The Landlord and Tenant Board (LTB) has amended some of its Rules of Procedure and Guidelines in order to ensure consistency with Bill 184 and some COVID-19 changes. In addition the LTB has changed/added some “Practice Directions” in an effort to ensure that those appearing before it have a full opportunity to present their case effectively. The amended Rules are effective December 1, 2020 and as such, prudent landlords should ensure they are fully versed with the amended Rules by that date. Here is a link to the changes.

The LTB Rules require compliance (other than in exceptional
circumstances) and where you fail to comply, you risk having your case delayed
or dismissed. If you are a landlord and plan to appear at the Board, you
had better know the Rules as well as you know the legislation. If you are a Licensee of the Law
Society, a failure to follow the Rules can result in a negligence claim. 

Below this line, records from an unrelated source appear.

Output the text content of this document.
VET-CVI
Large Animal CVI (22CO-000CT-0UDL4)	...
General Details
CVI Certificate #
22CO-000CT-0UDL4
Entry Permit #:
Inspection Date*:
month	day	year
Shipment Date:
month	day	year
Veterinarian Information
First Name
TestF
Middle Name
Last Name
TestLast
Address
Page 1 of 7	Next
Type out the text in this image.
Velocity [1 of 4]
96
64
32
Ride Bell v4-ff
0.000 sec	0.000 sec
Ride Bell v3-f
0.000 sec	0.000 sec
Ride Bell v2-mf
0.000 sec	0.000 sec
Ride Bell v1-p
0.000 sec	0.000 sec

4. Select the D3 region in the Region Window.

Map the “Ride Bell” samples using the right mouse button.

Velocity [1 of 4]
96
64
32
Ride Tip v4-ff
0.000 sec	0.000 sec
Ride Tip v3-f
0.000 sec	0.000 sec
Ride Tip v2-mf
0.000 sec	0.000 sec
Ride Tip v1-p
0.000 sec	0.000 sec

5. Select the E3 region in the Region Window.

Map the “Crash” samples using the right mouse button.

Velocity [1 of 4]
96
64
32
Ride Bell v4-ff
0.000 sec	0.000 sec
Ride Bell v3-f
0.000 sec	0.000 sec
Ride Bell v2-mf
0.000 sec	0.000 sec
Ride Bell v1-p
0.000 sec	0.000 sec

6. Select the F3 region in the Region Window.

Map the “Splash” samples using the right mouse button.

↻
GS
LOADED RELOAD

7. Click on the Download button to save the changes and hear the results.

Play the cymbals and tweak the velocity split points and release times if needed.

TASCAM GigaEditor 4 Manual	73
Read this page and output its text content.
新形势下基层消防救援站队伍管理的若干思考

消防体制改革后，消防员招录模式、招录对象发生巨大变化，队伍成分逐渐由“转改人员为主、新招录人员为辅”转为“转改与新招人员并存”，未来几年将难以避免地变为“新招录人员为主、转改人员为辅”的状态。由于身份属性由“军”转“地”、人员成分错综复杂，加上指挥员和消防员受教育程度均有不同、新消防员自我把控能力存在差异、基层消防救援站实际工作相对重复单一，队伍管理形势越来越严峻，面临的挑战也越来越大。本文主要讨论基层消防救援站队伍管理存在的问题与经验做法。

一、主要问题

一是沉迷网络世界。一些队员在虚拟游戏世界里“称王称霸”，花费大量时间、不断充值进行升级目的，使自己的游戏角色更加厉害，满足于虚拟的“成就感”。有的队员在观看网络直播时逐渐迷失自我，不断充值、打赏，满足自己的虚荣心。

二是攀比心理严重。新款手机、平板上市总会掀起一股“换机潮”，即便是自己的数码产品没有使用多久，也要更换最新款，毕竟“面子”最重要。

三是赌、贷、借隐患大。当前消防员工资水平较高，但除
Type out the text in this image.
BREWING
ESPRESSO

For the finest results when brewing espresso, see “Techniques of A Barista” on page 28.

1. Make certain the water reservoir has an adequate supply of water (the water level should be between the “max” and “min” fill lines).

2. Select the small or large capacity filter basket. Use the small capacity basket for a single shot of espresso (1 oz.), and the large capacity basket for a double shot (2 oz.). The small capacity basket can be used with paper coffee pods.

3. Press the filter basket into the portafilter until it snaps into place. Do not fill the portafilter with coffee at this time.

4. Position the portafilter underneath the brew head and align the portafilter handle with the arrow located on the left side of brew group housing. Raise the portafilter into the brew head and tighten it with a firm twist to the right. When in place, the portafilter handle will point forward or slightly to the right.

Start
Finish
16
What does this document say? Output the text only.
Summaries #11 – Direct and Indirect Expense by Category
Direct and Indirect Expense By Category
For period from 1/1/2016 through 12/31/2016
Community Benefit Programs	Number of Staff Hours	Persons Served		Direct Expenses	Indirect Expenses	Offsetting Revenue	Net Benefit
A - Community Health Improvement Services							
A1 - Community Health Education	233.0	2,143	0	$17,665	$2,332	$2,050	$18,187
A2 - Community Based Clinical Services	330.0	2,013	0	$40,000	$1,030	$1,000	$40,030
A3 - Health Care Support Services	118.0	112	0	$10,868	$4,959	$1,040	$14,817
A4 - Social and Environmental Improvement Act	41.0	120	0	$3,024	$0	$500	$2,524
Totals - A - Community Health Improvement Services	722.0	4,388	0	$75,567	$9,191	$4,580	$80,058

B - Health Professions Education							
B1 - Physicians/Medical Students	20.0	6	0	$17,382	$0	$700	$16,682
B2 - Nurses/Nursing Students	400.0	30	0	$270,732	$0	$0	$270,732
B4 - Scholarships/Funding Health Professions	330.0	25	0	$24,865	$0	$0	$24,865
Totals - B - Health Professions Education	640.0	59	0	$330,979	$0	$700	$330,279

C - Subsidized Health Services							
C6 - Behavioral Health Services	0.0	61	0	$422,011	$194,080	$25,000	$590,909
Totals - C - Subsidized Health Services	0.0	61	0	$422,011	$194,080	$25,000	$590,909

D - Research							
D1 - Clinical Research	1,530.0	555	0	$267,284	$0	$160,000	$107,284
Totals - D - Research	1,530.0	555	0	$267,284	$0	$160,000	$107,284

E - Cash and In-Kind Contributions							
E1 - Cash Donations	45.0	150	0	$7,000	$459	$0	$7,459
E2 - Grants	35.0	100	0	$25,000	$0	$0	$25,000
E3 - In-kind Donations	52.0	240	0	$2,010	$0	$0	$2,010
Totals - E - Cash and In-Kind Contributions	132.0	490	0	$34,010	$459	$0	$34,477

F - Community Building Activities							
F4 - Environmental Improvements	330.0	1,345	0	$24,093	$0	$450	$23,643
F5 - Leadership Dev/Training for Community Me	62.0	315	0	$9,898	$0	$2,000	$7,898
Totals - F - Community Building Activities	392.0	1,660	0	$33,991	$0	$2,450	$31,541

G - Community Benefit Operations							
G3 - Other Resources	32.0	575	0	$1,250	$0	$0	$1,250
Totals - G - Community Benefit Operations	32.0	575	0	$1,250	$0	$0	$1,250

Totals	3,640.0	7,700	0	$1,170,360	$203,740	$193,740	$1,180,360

One of the most significant changes to the Rules is found in
Rule 4 which governs the filing of materials, including e-filing of
applications. On Dec. 1, the email address for e-filing will change (see
Rule 4.2) so landlords and Licensees who e-file need to check carefully the
following link:

The LTB Guidelines provide a “non-binding roadmap” to the LTB
interpretation of statutory provisions and in our view an understanding of them
is essential to effective LTB advocacy. One of the questionable additions
to the Guidelines is in Guideline 7 which deals with factors relevant to the
LTB Member’s exercise of discretion to grant or withhold termination of the
tenancy and eviction of the tenant. Section 83 of the RTA was amended to
add s. 83 (6) which makes it mandatory for an LTB Member to consider whether a
landlord has attempted to negotiate an arrears repayment plan with tenants
whose arrears accumulated after the onset of the COVID-19
shutdown. Many landlords did just that beginning in March and April of
this year but some tenants refused to negotiate and instead withheld all rent
payments. Guideline 7 suggests that details of arrears negotiations should
not be disclosed: the landlord should only say whether it attempted to
negotiate. In our view that statement is incorrect. If a landlord made
good faith proposals to negotiate and the tenant outright rejected it, then in
our view under s. 83 (6) that should be grounds to support eviction; however,
if the landlord made bad faith efforts to negotiate then that should be a
factor in refusing or delaying eviction. The Guideline suggestion that no
details about the negotiation should be provided makes no sense in the context
of s. 83 (6) and a corresponding exercise of discretion by the LTB.

The LTB Practice Direction gives guidance to parties relative to Case Management Hearings
(CMH) which are becoming a key component of the procedures at the LTB for
expeditious disposition of applications. A skilled advocate can use the
CMH to either resolve an application or at least narrow the issues and evidence
required at a hearing of the issues. Again, knowledge of, and compliance
with, Practice Directions is essential to advocacy at the LTB.